Escherichia coli (bacteria)
Ribonucleotide reductases (RNR, also known as Ribonucleoside diphosphate reductase) catalyze the reduction of ribonucleotides to deoxyribonucleotides, the building blocks of DNA, regardless of the base type (A, T, G, C). The reduced groups are the 2' OH-groups of the ribose in the ribonucleotides. Many researchers are attracted to the study of these enzymes because they are essential for DNA synthesis, and because free radicals are involved in their catalytic reactions, making them interesting from a chemist's point of view. Class I RNR consists of two homodimeric proteins, R1 and R2. R1 contains the active site and the substrate-binding site for enzyme reaction, while R2 generates and stores the free radical, the tyrosyl radical Tyr122*, needed for ribonuclease reduction.

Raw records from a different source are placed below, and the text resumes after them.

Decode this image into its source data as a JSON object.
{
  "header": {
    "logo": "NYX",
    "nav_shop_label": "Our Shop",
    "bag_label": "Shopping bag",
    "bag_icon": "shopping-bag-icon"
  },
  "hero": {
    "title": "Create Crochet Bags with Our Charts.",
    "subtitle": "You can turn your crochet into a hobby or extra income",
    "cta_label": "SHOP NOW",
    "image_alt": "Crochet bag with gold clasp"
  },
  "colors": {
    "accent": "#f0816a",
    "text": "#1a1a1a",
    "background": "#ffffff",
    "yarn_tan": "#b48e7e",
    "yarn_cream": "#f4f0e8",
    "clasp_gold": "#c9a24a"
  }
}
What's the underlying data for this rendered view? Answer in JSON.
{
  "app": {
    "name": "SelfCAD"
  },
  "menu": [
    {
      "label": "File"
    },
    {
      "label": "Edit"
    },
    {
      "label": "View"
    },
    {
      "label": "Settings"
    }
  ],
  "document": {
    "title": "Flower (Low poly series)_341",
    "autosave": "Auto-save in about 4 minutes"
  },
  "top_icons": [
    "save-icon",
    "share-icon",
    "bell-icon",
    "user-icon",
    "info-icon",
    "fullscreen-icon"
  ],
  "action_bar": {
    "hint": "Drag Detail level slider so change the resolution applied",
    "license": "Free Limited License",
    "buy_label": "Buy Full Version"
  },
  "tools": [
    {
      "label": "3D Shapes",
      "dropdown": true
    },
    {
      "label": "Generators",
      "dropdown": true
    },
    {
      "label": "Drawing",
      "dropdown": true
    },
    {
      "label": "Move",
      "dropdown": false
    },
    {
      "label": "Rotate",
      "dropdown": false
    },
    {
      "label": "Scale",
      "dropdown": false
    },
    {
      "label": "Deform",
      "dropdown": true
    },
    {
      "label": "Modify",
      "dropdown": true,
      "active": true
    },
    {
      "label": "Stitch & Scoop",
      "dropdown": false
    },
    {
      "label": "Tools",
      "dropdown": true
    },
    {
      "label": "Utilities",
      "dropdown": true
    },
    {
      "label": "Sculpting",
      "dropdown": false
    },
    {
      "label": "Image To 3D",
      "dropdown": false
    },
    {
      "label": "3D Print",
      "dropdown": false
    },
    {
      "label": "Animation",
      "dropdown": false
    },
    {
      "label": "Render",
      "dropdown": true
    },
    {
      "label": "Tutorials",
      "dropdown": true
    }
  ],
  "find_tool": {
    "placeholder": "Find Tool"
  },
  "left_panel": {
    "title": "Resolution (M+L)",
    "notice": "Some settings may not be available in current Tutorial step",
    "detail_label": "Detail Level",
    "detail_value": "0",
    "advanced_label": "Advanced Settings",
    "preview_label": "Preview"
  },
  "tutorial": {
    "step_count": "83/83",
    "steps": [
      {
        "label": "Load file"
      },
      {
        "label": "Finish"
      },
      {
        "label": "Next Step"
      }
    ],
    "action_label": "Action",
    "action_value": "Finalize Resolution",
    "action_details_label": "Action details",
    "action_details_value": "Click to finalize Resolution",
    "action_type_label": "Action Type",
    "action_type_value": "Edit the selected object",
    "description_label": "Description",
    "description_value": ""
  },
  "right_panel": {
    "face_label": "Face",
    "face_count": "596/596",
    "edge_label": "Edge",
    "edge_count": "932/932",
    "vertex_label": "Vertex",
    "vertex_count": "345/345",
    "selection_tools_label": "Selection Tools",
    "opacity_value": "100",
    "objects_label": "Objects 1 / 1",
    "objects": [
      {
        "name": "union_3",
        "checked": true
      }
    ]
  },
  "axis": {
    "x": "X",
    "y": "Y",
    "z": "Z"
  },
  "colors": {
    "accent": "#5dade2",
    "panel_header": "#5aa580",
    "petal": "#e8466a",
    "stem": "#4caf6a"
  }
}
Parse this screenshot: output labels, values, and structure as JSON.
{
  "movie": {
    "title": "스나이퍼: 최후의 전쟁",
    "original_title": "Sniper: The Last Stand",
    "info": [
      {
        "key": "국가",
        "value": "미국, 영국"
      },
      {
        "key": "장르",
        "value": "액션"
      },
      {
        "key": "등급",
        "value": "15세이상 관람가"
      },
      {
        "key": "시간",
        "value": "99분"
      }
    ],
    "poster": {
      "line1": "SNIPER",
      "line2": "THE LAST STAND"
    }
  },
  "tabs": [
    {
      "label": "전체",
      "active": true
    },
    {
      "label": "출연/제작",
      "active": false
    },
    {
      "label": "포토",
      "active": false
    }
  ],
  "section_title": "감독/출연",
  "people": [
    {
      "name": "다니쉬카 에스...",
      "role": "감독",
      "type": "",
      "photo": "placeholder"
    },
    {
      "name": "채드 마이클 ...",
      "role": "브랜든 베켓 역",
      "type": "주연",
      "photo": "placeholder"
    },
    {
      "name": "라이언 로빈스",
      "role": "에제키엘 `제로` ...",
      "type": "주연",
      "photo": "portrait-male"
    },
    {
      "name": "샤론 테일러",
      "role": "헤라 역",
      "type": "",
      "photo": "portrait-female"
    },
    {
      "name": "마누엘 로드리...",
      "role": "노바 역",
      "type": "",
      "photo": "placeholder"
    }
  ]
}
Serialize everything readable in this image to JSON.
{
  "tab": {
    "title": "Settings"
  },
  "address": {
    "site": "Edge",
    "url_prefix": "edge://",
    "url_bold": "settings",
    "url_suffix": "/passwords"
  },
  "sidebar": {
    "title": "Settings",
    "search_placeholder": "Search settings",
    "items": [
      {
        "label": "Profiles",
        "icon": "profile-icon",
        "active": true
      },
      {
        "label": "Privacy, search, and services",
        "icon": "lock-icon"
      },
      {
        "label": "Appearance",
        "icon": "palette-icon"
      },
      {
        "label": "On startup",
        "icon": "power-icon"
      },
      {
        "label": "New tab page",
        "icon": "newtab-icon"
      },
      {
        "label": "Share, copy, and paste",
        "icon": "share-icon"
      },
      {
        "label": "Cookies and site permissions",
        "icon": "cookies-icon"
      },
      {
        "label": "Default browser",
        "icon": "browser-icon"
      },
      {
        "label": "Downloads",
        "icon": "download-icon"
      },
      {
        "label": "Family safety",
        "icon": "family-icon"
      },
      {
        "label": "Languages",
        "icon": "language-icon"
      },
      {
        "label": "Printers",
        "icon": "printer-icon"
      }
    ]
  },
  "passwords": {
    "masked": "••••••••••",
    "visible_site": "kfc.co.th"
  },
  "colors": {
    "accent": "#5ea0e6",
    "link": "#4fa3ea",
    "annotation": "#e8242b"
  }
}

The three-dimensional structure of R2 from Escherichia coli determined by X-ray crystallographic analysis and the tyrosyl radicals generated by two experimental methods proposed the mechanism of radical generation and radical transfer. The tyrosyl radical Tyr122* is generated by the cleavage of an oxygen molecule at the diiron center in the R2 protein, and migrates from Tyr122 in R2 to the active-site Cys in R1 in order to catalyze the reduction of ribonucleotides in the R1 protein. This radical transfer induces the catalytic reaction. While the mechanism of radical generation and migration had been revealed, the orientation of tyrosyl radical however was not yet clear, because the crystal structure of R2 containing a tyrosyl radical had not been determined. By using the method of high-field EPR, the structure containing a tyrosyl radical was analyzed. Comparison of the orientation of the radical Tyr122* obtained from high-field EPR with that of the tyrosine Tyr122-OH from crystal structure, reveals a significant conformational change, a rotation of the TYR side chain, away from the diiron center.